“緋緋,會遺憾嗎”黎羨南摩挲著她細白的手指,只問了這么一句沒頭腦的話。
“遺憾什么呢你對我已經很好了,黎羨南,我覺得沒什么好遺憾的,我二十二歲,我已經很勇敢了,遺憾也不該是我遺憾,”葉緋睜著眼睛,用軟綿綿的語調跟他夸張地說,“那也應該是你遺憾呢,都三十多了,還頭回哄人是不是”
黎羨南笑了。
“那不也是你說的,人生那么多不確定,落子無悔,我要是愿意呢,就留在你身邊,我要是不愿意呢”
葉緋合了下眼睛短暫思考后半句,結果話沒說出來,黎羨南突然扣著她的腰俯身吻過來,窄窄的車子里有點淡淡的檀香的味道,清冷神圣的,像一條霧里的不歸路。
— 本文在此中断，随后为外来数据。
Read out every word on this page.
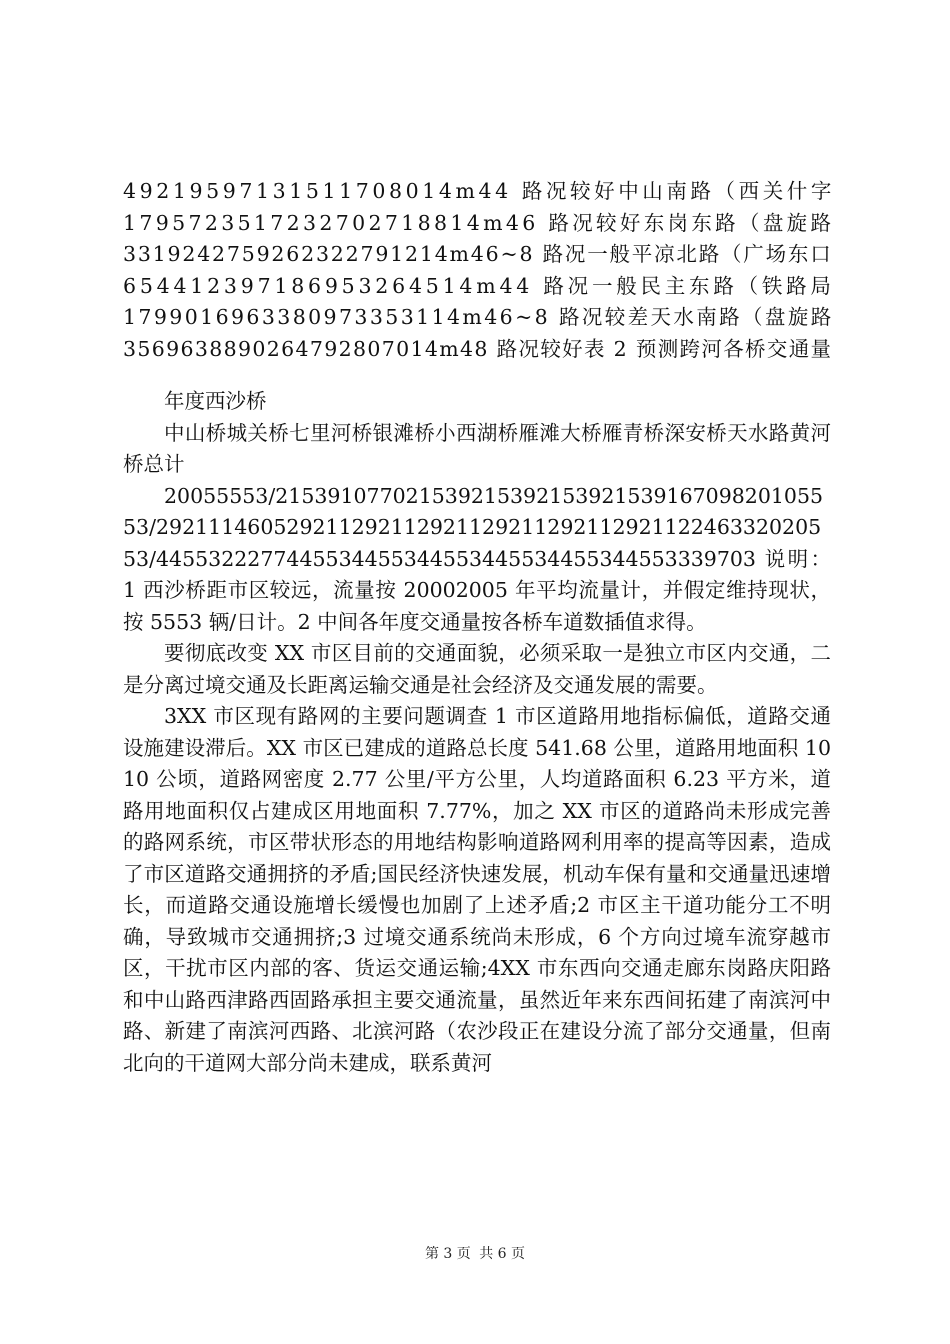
49219597131511708014m44 路况较好中山南路（西关什字
1795723517232702718814m46 路况较好东岗东路（盘旋路
3319242759262322791214m46~8 路况一般平凉北路（广场东口
654412397186953264514m44 路况一般民主东路（铁路局
1799016963380973353114m46~8 路况较差天水南路（盘旋路
3569638890264792807014m48 路况较好表 2 预测跨河各桥交通量

年度西沙桥

中山桥城关桥七里河桥银滩桥小西湖桥雁滩大桥雁青桥深安桥天水路黄河桥总计

20055553/21539107702153921539215392153916709820105553/29211146052921129211292112921129211292112246332020553/4455322277445534455344553445534455344553339703 说明：1 西沙桥距市区较远，流量按 20002005 年平均流量计，并假定维持现状，按 5553 辆/日计。2 中间各年度交通量按各桥车道数插值求得。

要彻底改变 XX 市区目前的交通面貌，必须采取一是独立市区内交通，二是分离过境交通及长距离运输交通是社会经济及交通发展的需要。

3XX 市区现有路网的主要问题调查 1 市区道路用地指标偏低，道路交通设施建设滞后。XX 市区已建成的道路总长度 541.68 公里，道路用地面积 1010 公顷，道路网密度 2.77 公里/平方公里，人均道路面积 6.23 平方米，道路用地面积仅占建成区用地面积 7.77%，加之 XX 市区的道路尚未形成完善的路网系统，市区带状形态的用地结构影响道路网利用率的提高等因素，造成了市区道路交通拥挤的矛盾;国民经济快速发展，机动车保有量和交通量迅速增长，而道路交通设施增长缓慢也加剧了上述矛盾;2 市区主干道功能分工不明确，导致城市交通拥挤;3 过境交通系统尚未形成，6 个方向过境车流穿越市区，干扰市区内部的客、货运交通运输;4XX 市东西向交通走廊东岗路庆阳路和中山路西津路西固路承担主要交通流量，虽然近年来东西间拓建了南滨河中路、新建了南滨河西路、北滨河路（农沙段正在建设分流了部分交通量，但南北向的干道网大部分尚未建成，联系黄河

第 3 页 共 6 页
黎羨南剝奪了她所有的空氣,葉緋伸手推推他,黎羨南偏不松開,說纏綿也好,說霸道也好,葉緋閉著眼,袖口被蹭上去,裸露的手腕蹭著他口袋里的煙盒,葉緋下意識把手塞進他大衣的口袋里取暖。
黎羨南吻著她,手摸索著捉住她的手腕。
葉緋不滿,其實不太知道這又是怎么意思,也就隨著他親。
好長一吻,黎羨南松開她,還是跟她離得好近。
他的手撫著她的臉頰,因為倦意,雙眼皮更深了,他的目光也更深更繾綣。
葉緋拉住他的手,有點不高興地咬了他虎口一下,沒用力,留下了月牙形的牙印。
黎羨南被她這動作逗笑了。
吻她的時候,虔誠,專注,可分明她又在引他做點更過分的事情。
像碰撞會點燃的欲,又像親吻就會融化的軟。
黎羨南的目光里一定是有一點著迷在的。
“那如果我不想要你不愿意呢”他嗓音有點啞然,撫著她臉頰的大掌微糲,蹭過她的臉頰,天生的清冷與后來的壓抑早就交融成了另一種他不可查覺的渴求。
葉緋就這么看著他。
緋色的黎明未消散,他的輪廓更立體。
葉緋以前覺得未曾看透過他,在外總是孤矜冷漠,對她溫存近乎溺愛,而又在這樣的片刻,他的眸光全然落在她身上,仿佛卸下了那些外殼,有種令她心軟的真摯在的。
他說什么、做什么,她好像都沒什么抵抗力。
愛是不是又在黎明破曉前
一場緋色的朝霞,撐得起無邊的浪漫與溫柔。
“黎羨南,”葉緋從薄毯里騰出一只手,“我一點都不后悔遇見你。”
葉緋依靠在黎羨南肩膀上睡著的,后來都不記得自己怎么睡的,她以前是真的入睡很困難,細細算算,依賴耳塞其實也已經有很多年了,從十五六歲到現在,也已經有六七年了。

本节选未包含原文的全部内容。